空に舞う雪が美しく感じられる季節です。手のひらに降りた雪がすっと溶けていくその様子は、美しさとともに儚さをも教えてくれます。しかし、その雪が溶けることなく降り積もり続けたなら、どうなるでしょうか。雪の重みに耐えきれず、やがて家すらも押しつぶしてしまうかもしれません。
この雪を「悲しみ」に置き換えたなら、どうでしょうか。悲しみの雪が溶けることなく心に降り積もり続けたのなら、何も考えられず、何も手につかなくなってしまい、心が押し潰されてしまうのではないでしょうか。
1972年に生まれ、2018年に亡くなった一頭のゴリラがいます。名前は「ココ」。手話を使って人間と会話をしたことで知られています。生後まもなく人間の手によって育てられ、発達心理学の研究者であるフランシーヌ・パターソン博士から手話を教わりました。博士の研究によると2011年には、約2000もの手話を覚え、時には冗談を交えながら博士と会話を楽しんだといいます。
そんなココが、自分の誕生日のプレゼントに「子猫がほしい」とおねだりをしました。絵本で見た猫に興味を持ったのだそうです。博士はその願いを聞き入れ、子猫をプレゼントしました。ココはその子猫を大変かわいがり、大きな手で小さな体をやさしく撫でたり、一緒にお昼寝をしたりと、たくさんの愛情を注ぎました。
しかし、幸せな日々は長くは続きませんでした。子猫は不慮の事故で亡くなってしまったのです。その報告を受けたココは大きなショックを受け、「話したくない」と繰り返しながら、子猫への愛情や悲しみの言葉を手話で伝え、声を上げて泣き続けたといいます。

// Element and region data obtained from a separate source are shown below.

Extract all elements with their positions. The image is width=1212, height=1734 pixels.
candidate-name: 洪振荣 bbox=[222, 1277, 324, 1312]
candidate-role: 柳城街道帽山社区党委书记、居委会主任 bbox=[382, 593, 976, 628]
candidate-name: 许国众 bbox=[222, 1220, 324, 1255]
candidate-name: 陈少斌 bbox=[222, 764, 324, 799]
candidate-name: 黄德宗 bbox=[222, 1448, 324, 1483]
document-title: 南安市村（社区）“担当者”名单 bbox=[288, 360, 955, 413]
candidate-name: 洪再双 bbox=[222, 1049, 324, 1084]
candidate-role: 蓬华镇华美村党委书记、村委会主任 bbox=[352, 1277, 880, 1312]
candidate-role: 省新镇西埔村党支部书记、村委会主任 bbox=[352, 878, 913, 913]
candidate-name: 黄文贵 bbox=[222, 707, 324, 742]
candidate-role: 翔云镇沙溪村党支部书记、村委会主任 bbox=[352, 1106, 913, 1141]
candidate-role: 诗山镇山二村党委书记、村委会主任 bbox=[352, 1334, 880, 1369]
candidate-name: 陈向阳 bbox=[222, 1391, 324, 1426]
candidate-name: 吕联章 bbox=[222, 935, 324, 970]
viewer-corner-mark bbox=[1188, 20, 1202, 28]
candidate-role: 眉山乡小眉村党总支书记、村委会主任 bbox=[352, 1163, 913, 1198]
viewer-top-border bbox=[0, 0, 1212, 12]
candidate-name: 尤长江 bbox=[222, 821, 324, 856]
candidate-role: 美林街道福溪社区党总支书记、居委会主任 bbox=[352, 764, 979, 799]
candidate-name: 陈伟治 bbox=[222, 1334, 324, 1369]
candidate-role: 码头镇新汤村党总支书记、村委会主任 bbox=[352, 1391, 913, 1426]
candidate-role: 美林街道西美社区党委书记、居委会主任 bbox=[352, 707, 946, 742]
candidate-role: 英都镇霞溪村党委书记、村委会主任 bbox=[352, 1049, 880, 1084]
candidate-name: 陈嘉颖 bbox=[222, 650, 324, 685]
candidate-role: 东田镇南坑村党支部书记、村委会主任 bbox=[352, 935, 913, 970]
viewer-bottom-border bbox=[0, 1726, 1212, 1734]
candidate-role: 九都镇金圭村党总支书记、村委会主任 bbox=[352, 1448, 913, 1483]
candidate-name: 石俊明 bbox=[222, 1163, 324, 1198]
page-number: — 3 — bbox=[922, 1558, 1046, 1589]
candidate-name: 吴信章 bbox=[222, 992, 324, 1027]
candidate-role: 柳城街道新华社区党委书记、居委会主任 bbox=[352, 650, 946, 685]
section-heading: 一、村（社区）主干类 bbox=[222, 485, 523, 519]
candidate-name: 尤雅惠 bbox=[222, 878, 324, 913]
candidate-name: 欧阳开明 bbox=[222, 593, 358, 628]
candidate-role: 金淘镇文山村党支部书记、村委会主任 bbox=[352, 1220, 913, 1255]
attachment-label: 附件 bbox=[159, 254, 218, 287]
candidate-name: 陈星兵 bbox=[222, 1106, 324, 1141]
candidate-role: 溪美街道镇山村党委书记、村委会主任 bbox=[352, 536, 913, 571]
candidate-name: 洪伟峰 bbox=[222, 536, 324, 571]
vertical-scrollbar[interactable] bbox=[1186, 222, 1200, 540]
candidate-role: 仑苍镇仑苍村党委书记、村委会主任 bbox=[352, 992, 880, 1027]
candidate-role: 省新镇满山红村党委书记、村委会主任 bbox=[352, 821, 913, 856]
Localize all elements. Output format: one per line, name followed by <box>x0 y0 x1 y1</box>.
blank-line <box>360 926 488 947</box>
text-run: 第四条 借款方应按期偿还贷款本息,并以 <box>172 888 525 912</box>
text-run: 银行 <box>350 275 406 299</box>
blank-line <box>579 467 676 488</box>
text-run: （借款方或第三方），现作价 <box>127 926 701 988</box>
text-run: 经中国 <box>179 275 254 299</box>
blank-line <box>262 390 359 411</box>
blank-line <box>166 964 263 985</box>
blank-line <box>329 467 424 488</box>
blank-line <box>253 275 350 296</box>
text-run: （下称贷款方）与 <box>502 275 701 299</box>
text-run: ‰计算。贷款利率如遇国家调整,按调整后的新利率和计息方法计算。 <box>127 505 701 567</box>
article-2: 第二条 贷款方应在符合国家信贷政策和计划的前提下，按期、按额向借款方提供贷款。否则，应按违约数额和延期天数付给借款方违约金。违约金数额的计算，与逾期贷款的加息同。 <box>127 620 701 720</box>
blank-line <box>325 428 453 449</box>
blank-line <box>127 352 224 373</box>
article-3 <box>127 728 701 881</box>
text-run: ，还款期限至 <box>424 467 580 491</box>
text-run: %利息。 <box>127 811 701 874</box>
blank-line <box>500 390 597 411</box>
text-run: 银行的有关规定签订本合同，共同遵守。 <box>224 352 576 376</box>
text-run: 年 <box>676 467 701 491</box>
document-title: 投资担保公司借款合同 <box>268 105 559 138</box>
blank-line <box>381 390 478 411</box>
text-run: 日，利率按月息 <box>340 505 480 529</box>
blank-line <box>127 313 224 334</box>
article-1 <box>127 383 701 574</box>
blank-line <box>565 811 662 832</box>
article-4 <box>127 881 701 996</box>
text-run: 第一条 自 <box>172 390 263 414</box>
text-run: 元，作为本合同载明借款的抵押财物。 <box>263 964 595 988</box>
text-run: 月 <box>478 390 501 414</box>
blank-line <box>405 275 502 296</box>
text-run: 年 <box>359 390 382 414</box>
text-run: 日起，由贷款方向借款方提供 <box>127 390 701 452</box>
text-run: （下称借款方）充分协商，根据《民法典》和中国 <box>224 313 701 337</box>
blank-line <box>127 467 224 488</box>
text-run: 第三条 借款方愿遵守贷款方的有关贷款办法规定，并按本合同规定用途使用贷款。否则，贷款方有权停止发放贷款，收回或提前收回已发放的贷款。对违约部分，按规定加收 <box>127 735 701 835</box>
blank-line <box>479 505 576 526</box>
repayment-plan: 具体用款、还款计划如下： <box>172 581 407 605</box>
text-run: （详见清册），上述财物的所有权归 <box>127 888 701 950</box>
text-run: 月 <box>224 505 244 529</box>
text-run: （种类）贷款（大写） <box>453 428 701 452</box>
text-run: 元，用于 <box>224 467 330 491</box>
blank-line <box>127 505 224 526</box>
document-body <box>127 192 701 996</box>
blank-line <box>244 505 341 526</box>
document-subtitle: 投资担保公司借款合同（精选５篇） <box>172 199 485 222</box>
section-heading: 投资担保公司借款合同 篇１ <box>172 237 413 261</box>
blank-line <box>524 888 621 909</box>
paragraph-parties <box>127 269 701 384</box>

博士は、ココが「死」を理解しているのではないかと感じ、「ゴリラはいつ死ぬの?」と尋ねました。するとココは「歳を取り、病で死ぬ」と答え、さらに「死んだらどうなるの?」という問いには、「苦痛のない穴にさよなら」と答えたそうです。死を理解していたココ、その“死”とは、「さよなら」しかない悲しい別れだったのでしょう。子猫との死別の悲しみは、ココの心に静かに、しかし絶え間なく悲しみの雪を降らせ続けその心を押し潰していたのです。
私たちも、いつか大切な人と別れなければならない時が来ます。悲しみの雪がまったく降らない人生など、きっとないでしょう。時にはその雪に押しつぶされそうになることもあります。「あなたに降る悲しみの雪を止めることはできない。けれども、あなたがその雪で押しつぶされぬよう、あなたを抱く仏になりましょう。ともにお浄土へと歩む仏になりましょう。」と阿弥陀さまは南無阿弥陀仏の声の仏さまとなられました。阿弥陀さまにいだかれてお浄土へと参って往く命、それは「さよなら」のない命ということ。
「南無阿弥陀仏」のお念仏は悲しみの雪の中で立ち尽くす私たちを、静かに、あたたかく包み込んでくださる仏さまです。